AL: I feel partly good about it, let’s say.

MJ: How did the people in your life react to the idea of your memoir?

AL: Really generously. My former spouse is the first person who read it before I turned it in. I was like, “Okay, if there’s anything you can’t live with, let me know and I’ll take it out.” She’s more important to me than any book. Characteristically generous, she was like, “You know what? I’m not going to censor you. This is your story—you tell it how you want to tell it.”

Which is incredible, but also not surprising if you know her. She was the only one I was concerned about. My parents, you know, that’s ancient history.

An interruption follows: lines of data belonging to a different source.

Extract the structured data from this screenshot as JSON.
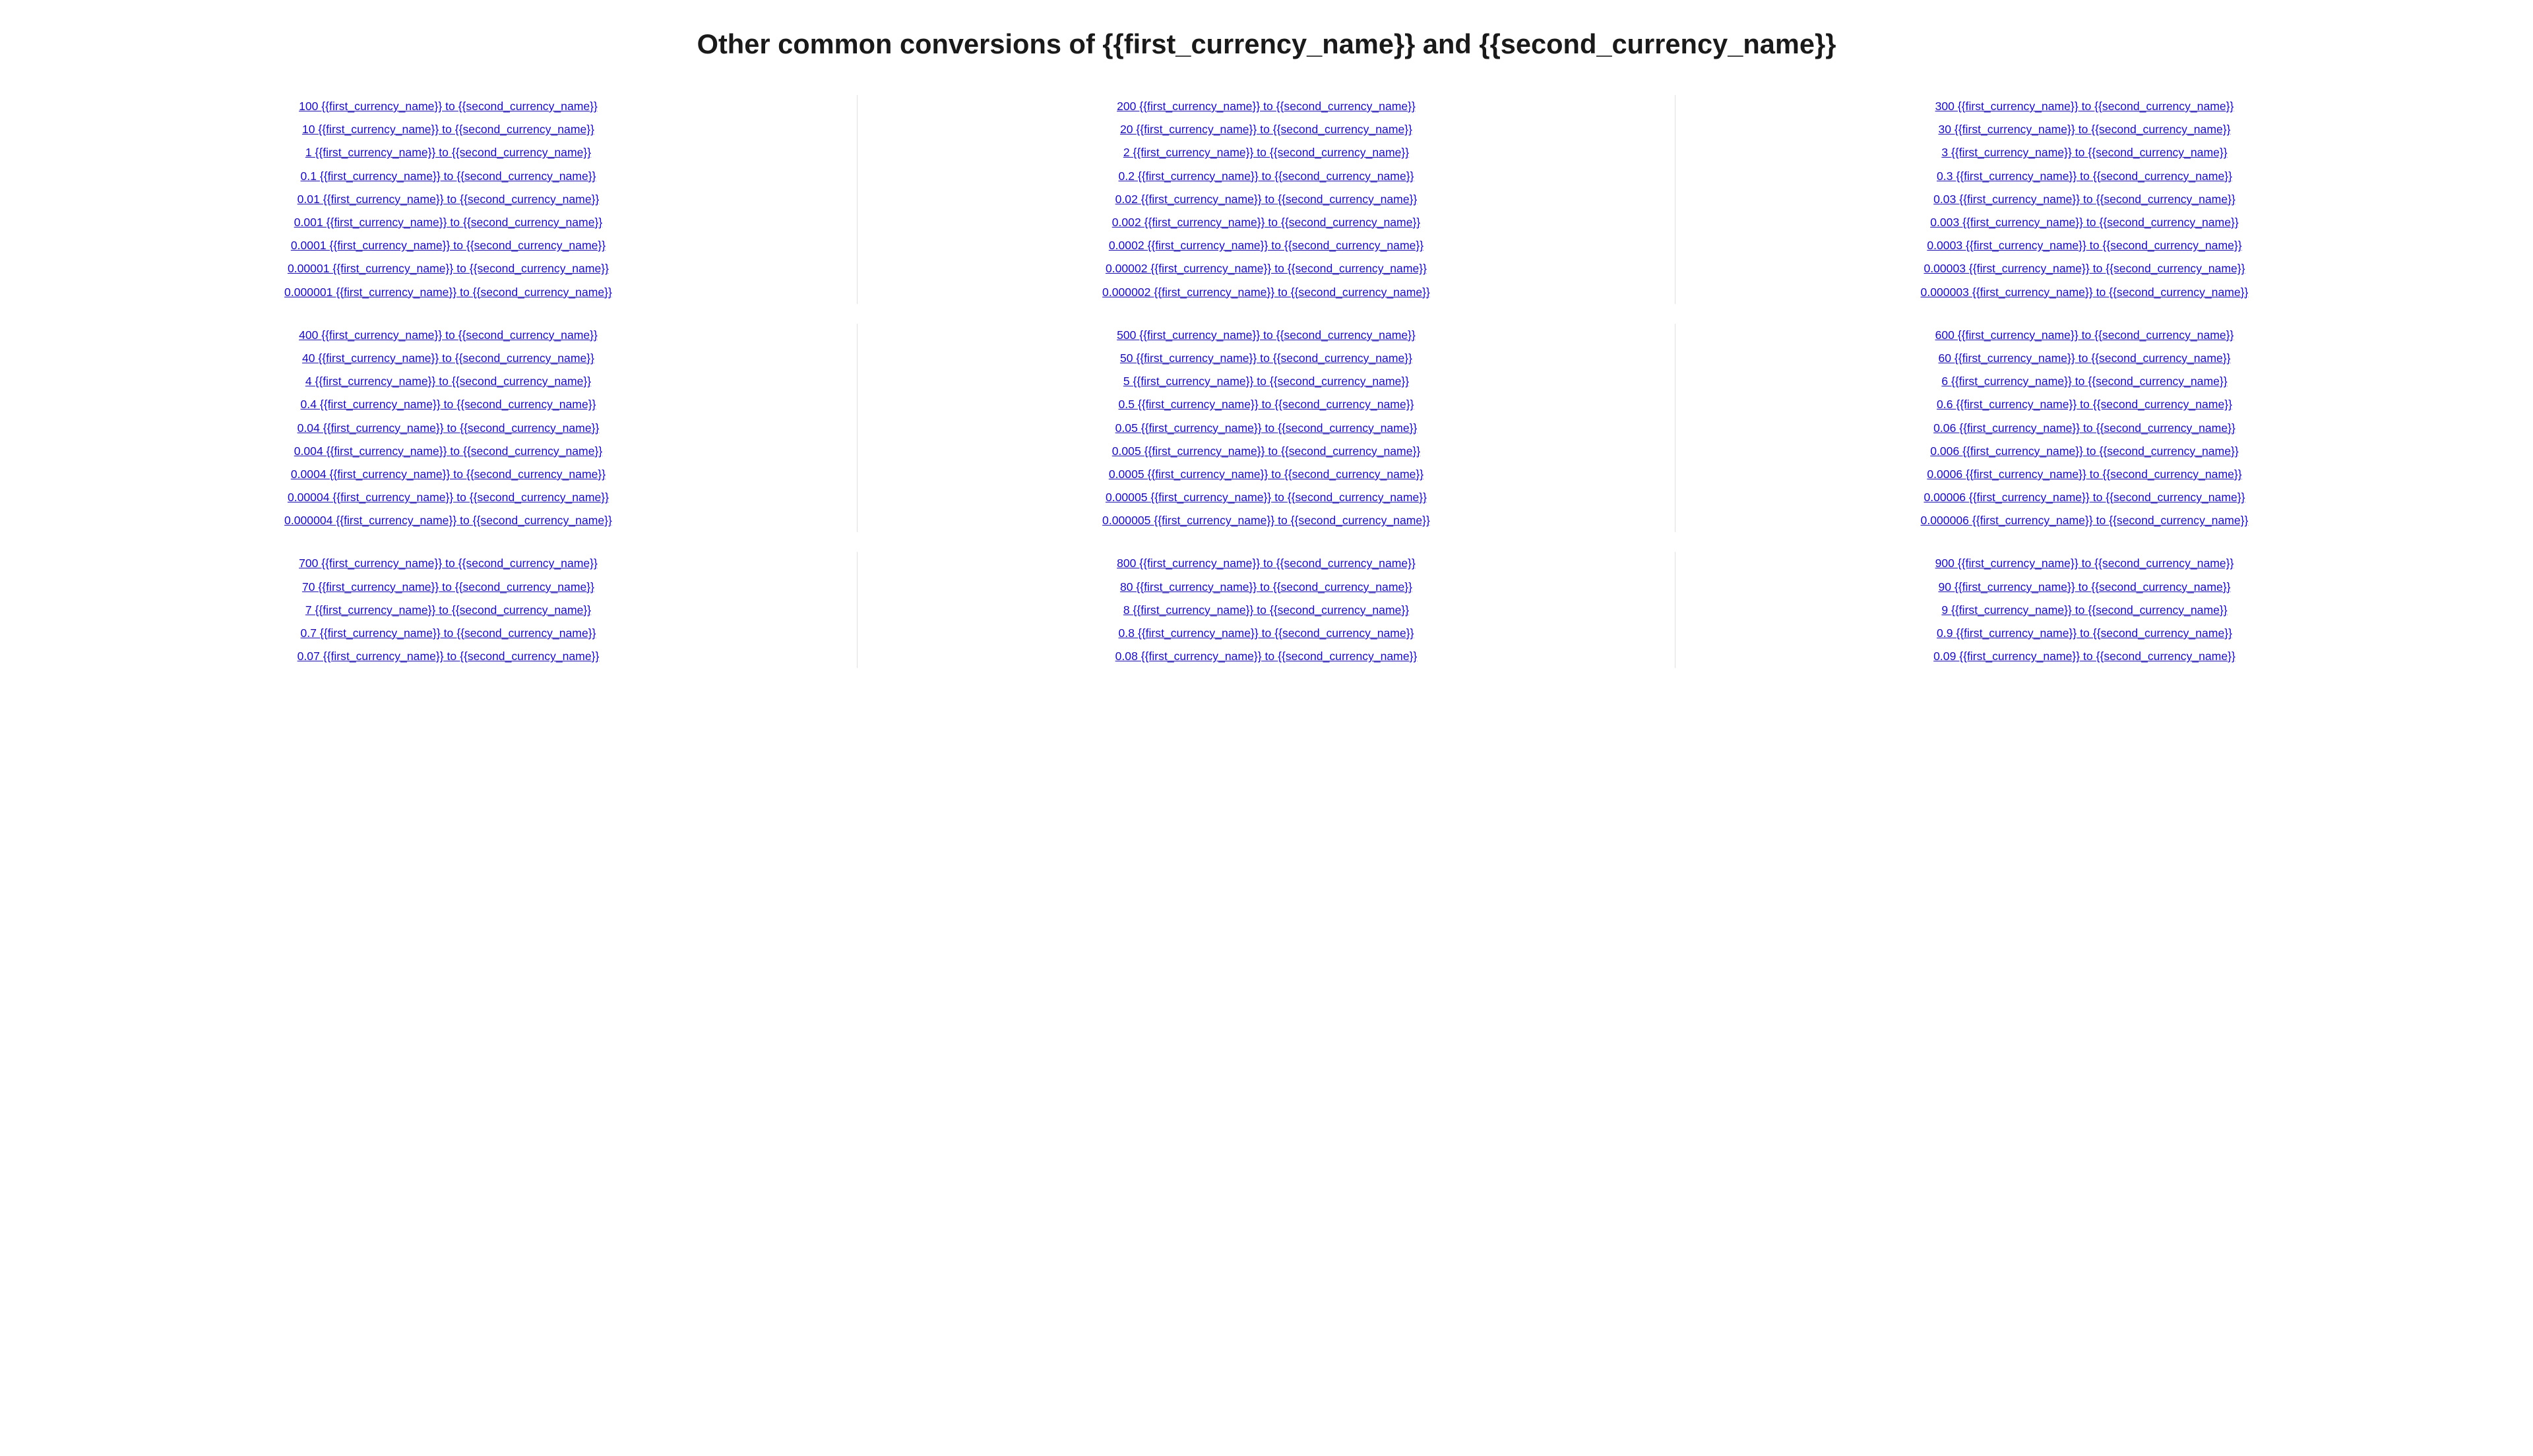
{
  "page": {
    "title": "Other common conversions of {{first_currency_name}} and {{second_currency_name}}"
  },
  "groups": [
    {
      "columns": [
        {
          "links": [
            "100 {{first_currency_name}} to {{second_currency_name}}",
            "10 {{first_currency_name}} to {{second_currency_name}}",
            "1 {{first_currency_name}} to {{second_currency_name}}",
            "0.1 {{first_currency_name}} to {{second_currency_name}}",
            "0.01 {{first_currency_name}} to {{second_currency_name}}",
            "0.001 {{first_currency_name}} to {{second_currency_name}}",
            "0.0001 {{first_currency_name}} to {{second_currency_name}}",
            "0.00001 {{first_currency_name}} to {{second_currency_name}}",
            "0.000001 {{first_currency_name}} to {{second_currency_name}}"
          ]
        },
        {
          "links": [
            "200 {{first_currency_name}} to {{second_currency_name}}",
            "20 {{first_currency_name}} to {{second_currency_name}}",
            "2 {{first_currency_name}} to {{second_currency_name}}",
            "0.2 {{first_currency_name}} to {{second_currency_name}}",
            "0.02 {{first_currency_name}} to {{second_currency_name}}",
            "0.002 {{first_currency_name}} to {{second_currency_name}}",
            "0.0002 {{first_currency_name}} to {{second_currency_name}}",
            "0.00002 {{first_currency_name}} to {{second_currency_name}}",
            "0.000002 {{first_currency_name}} to {{second_currency_name}}"
          ]
        },
        {
          "links": [
            "300 {{first_currency_name}} to {{second_currency_name}}",
            "30 {{first_currency_name}} to {{second_currency_name}}",
            "3 {{first_currency_name}} to {{second_currency_name}}",
            "0.3 {{first_currency_name}} to {{second_currency_name}}",
            "0.03 {{first_currency_name}} to {{second_currency_name}}",
            "0.003 {{first_currency_name}} to {{second_currency_name}}",
            "0.0003 {{first_currency_name}} to {{second_currency_name}}",
            "0.00003 {{first_currency_name}} to {{second_currency_name}}",
            "0.000003 {{first_currency_name}} to {{second_currency_name}}"
          ]
        }
      ]
    },
    {
      "columns": [
        {
          "links": [
            "400 {{first_currency_name}} to {{second_currency_name}}",
            "40 {{first_currency_name}} to {{second_currency_name}}",
            "4 {{first_currency_name}} to {{second_currency_name}}",
            "0.4 {{first_currency_name}} to {{second_currency_name}}",
            "0.04 {{first_currency_name}} to {{second_currency_name}}",
            "0.004 {{first_currency_name}} to {{second_currency_name}}",
            "0.0004 {{first_currency_name}} to {{second_currency_name}}",
            "0.00004 {{first_currency_name}} to {{second_currency_name}}",
            "0.000004 {{first_currency_name}} to {{second_currency_name}}"
          ]
        },
        {
          "links": [
            "500 {{first_currency_name}} to {{second_currency_name}}",
            "50 {{first_currency_name}} to {{second_currency_name}}",
            "5 {{first_currency_name}} to {{second_currency_name}}",
            "0.5 {{first_currency_name}} to {{second_currency_name}}",
            "0.05 {{first_currency_name}} to {{second_currency_name}}",
            "0.005 {{first_currency_name}} to {{second_currency_name}}",
            "0.0005 {{first_currency_name}} to {{second_currency_name}}",
            "0.00005 {{first_currency_name}} to {{second_currency_name}}",
            "0.000005 {{first_currency_name}} to {{second_currency_name}}"
          ]
        },
        {
          "links": [
            "600 {{first_currency_name}} to {{second_currency_name}}",
            "60 {{first_currency_name}} to {{second_currency_name}}",
            "6 {{first_currency_name}} to {{second_currency_name}}",
            "0.6 {{first_currency_name}} to {{second_currency_name}}",
            "0.06 {{first_currency_name}} to {{second_currency_name}}",
            "0.006 {{first_currency_name}} to {{second_currency_name}}",
            "0.0006 {{first_currency_name}} to {{second_currency_name}}",
            "0.00006 {{first_currency_name}} to {{second_currency_name}}",
            "0.000006 {{first_currency_name}} to {{second_currency_name}}"
          ]
        }
      ]
    },
    {
      "columns": [
        {
          "links": [
            "700 {{first_currency_name}} to {{second_currency_name}}",
            "70 {{first_currency_name}} to {{second_currency_name}}",
            "7 {{first_currency_name}} to {{second_currency_name}}",
            "0.7 {{first_currency_name}} to {{second_currency_name}}",
            "0.07 {{first_currency_name}} to {{second_currency_name}}"
          ]
        },
        {
          "links": [
            "800 {{first_currency_name}} to {{second_currency_name}}",
            "80 {{first_currency_name}} to {{second_currency_name}}",
            "8 {{first_currency_name}} to {{second_currency_name}}",
            "0.8 {{first_currency_name}} to {{second_currency_name}}",
            "0.08 {{first_currency_name}} to {{second_currency_name}}"
          ]
        },
        {
          "links": [
            "900 {{first_currency_name}} to {{second_currency_name}}",
            "90 {{first_currency_name}} to {{second_currency_name}}",
            "9 {{first_currency_name}} to {{second_currency_name}}",
            "0.9 {{first_currency_name}} to {{second_currency_name}}",
            "0.09 {{first_currency_name}} to {{second_currency_name}}"
          ]
        }
      ]
    }
  ]
}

MJ: Miscarriage is sometimes regarded as this personal, private thing. When women come forward and speak about it, it becomes political. Do you see yourself normalizing the spectrum of pregnancy outcomes by writing about your experience?

AL: Certainly hearing from lots and lots of women who had lost babies, lost pregnancies, and also some women who’d lost children, made me feel good about writing about some of these issues. I feel that the dramatic experience of being a human female animal hasn’t really been a major subject for art and literature. Why shouldn’t it be? It affects half the population. Not that every woman is going to get pregnant or have a child or lose a child, but at some point in her life every woman will have some drama around menstruation, pregnancy, childbearing, childbirth, menopause, something to do with that animal fear.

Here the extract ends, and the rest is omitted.